Tels des vaisseaux fantômes flottant sur les épaules des rameurs, ces cortèges comprennent aussi bien des hommes que des femmes qui hantent la ville de l’aurore jusqu’au lendemain pour se faire absoudre leurs péchés et avec comme toile de fond un nuage d’encens dont l’épaisseur évoque l’alchimie de tout passage initiatique ou rappel du vaccin religieux.

Avant le passage de ces processions, les habitants de chaque quartier, qui à même la chaussée, s’affairent à « tisser » des tapis (alfombras) avec de la sciure de bois ô combien symbolique et aux teintes multiples ! Ces « passe-pieds » absolument féeriques et ornés notamment par des fruits défendus devront être littéralement et métaphoriquement foulés par ces cohortes pécheresses : signe certain de l’art baroque éphémère.

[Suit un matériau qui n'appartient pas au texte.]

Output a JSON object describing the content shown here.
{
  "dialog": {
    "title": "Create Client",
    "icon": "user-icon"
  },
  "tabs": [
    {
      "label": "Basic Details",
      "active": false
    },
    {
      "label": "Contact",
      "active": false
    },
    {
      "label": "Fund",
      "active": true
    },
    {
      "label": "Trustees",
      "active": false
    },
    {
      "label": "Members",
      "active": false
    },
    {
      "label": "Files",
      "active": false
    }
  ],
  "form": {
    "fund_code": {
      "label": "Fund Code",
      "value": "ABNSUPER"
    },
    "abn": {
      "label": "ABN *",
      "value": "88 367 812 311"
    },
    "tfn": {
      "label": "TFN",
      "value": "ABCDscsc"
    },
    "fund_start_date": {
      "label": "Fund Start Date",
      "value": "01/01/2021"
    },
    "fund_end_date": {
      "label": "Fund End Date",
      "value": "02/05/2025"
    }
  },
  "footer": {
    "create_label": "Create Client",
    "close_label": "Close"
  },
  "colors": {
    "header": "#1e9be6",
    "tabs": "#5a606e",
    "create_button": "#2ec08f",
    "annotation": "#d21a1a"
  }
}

Troquer ce tissage d’offrandes pour un brin de bénédiction sur le cours des changes pagano-chrétien est l’ultime dessein de ces habitants lors du passage du cortège du maître charpentier et de ses disciples: Ce marché des faveurs religieuses ancestrales reste ainsi solidement ancrer dans la psyché collective et a su s’adapter aux nouvelles règles imposées par le conquérant étranger.

C’est cet univers magique, mystérieux et enchanteur qui est rappelé à la triste réalité tous les quelques temps. En effet, tous les quelques 20 ans, des tremblements de terre viennent faire lézarder quelques pans de murs et sursauter aussi bien les vivants que les morts pour leur rappeler que ce paradis Don Quichottesque ne perdure que grâce au répit de l’enfer tectonique sous-jacent : La ville a tout juste échappé à un coup de grâce en 1773 qui lui a heureusement coûtée depuis son statut de capitale et lui a value son nom magique, Antigua/Antique!